You Really wanna know what it feels like?
Have you watched the movie Jungle? The one in which Daniel Radcliffe tries to survive in the Amazon Jungle. That's exactly how I felt my life was back then. Everyday felt like I was trying to survive. Everything around me seemed like a lot to take it. For a person outside it would seem like a nonsense. But it's not what we have , it’s how we process what we have. You can have everything but still feel like you have nothing at all. I see these things around you which you loved back then. But feel nothing interesting in them anymore. The colours in the walls, the flowers outside, the blue sky, they all seem dull now. Everything I see, is like a black and white film. Like a colourless world.
I started my Mondays with the hope that Friday is only a few days
away. And that's not because people usually like weekends. The week days were too
much for me to
take. The easiest way to get at least a little relief was, sleeping which I
tend to do most of the time. Though I loved getting to sleep I hated the fact that I have to face the life
again after waking up.
Sleeping
was only a temporary relief and I hated to wake up.

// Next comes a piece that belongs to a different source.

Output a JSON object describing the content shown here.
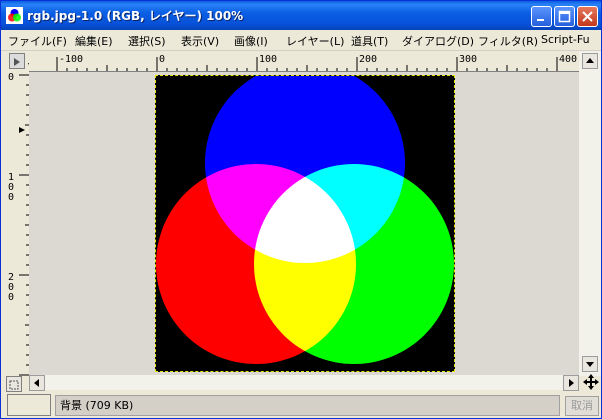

I had that heavy feeling inside my
self where I felt that I was carrying too much burden. For a moment
I wished I could release that heaviness. My mind was
covered in like by fog. I couldn't see through anything. It was extremely hard for me to keep conversation. I felt like I was losing my memory. My mind was wandering everywhere. The past was haunting me. Present was killing
my soul. Thinking of future was keeping me worried all the time. I felt like I was trapped in a place where I can never get out from. Felt like there was no escape at all. The only way to
escape is ......well you know!
The physical pain is something
unbearable. When you are in the fight or flight mode all the time your body prepares you for a danger. In my
case it's 24/7. heart rate was elevated all the time. My pulse was beyond the meter. Sometimes I had difficulty in
breathing. I would go and lie back in the bed to calm my self. Every inch of my body
muscles was aching. I had continuous burning feeling which was arising within my
body. I had severe pain in the back of my head such that I felt like ripping
those muscles out.
When I told
one of my friends
about my situation the reply was " Why is that, we had more stress when we
were doing A/L". Remember all sorts of mental and physical pains you felt all your lifetime and
imaging feeling all of those at once. Yeah, that's how it feels like. So, it's a not just simple stress, it’s depression.